O que você precisa saber sobre a ditadura militar no Brasil

Neste post vamos fazer um apanhado geral sobre a ditadura militar no Brasil de 1964 a 1985 e suas características. De forma que ao final você verá os seguintes tópicos:

  • Os antecedentes da Ditadura Militar no Brasil;
  • As Características da ditadura militar;
  • Os movimentos contra a ditadura militar de 1964 a 1985;
  • Ditadura militar: Presidentes; e
  • Fim da ditadura militar.

Esses são tópicos principais para se entender este período tão complicado de nossa história. Você viveu na época? Qual suas lembranças da época?

Antecedentes da ditadura militar no Brasil

 Ditadura militar no Brasil: Tudo que você precisa saber Fatos

Tão importante como saber como terminou é saber como começou a ditadura militar no Brasil. O golpe de 64 não surgiu do nada. Foi uma construção que teve vários elementos formadores.
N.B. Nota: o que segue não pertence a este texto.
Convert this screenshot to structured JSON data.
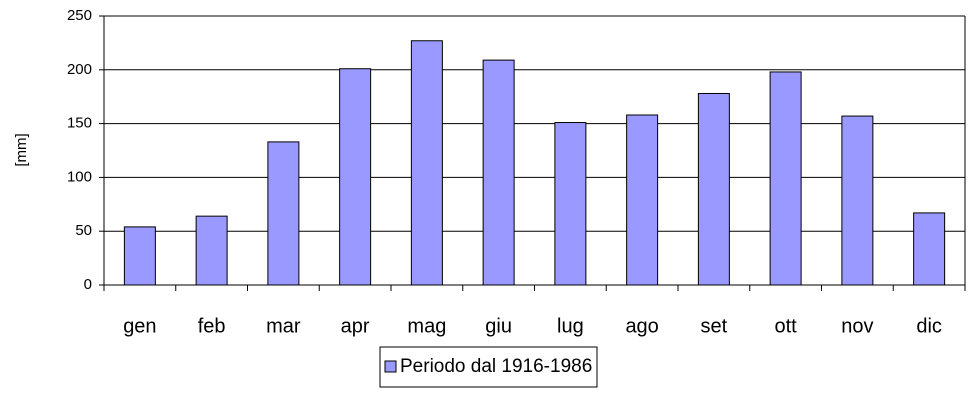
{
  "chart_data": {
    "type": "bar",
    "y_label": "[mm]",
    "categories": [
      "gen",
      "feb",
      "mar",
      "apr",
      "mag",
      "giu",
      "lug",
      "ago",
      "set",
      "ott",
      "nov",
      "dic"
    ],
    "series": [
      {
        "name": "Periodo dal 1916-1986",
        "color": "#9999ff",
        "values": [
          54,
          64,
          133,
          201,
          227,
          209,
          151,
          158,
          178,
          198,
          157,
          67
        ]
      }
    ],
    "ylim": [
      0,
      250
    ],
    "yticks": [
      0,
      50,
      100,
      150,
      200,
      250
    ],
    "grid": true,
    "legend": "bottom"
  }
}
Precisamos voltar 10 anos antes do golpe, no governo de Getúlio Vargas. Getúlio, que governou o Brasil como ditador por 15 anos, retornou ao governo pela via democrática, em 1950.

Seu governo teve medidas polêmicas como, por exemplo, o aumento em 100% do salário mínimo, que desagradou aos empresários e militares. Em 1954, o deputado Carlos Lacerda sofreu um atentado à bala que matou o major Rubens Vaz, da FAB.

Por esse atentado e às acusações de corrupção, os militares exigiam que Getúlio renunciasse. Os militares estavam prontos para assumir o poder, porém, Getúlio cometeu suicídio, houve uma reviravolta geral e o golpe foi cancelado. Ou melhor, adiado.

Outros fatores

Segundo o escritor Elio Gaspari em seu livro “A ditadura Envergonhada“, uma das tramas para o golpe de 1964, data de 1962. Quando o presidente dos EUA ainda era John Kennedy.

Em levantamento realizado descobriu-se um telefonema entre o então presidente e o embaixador americano no Brasil.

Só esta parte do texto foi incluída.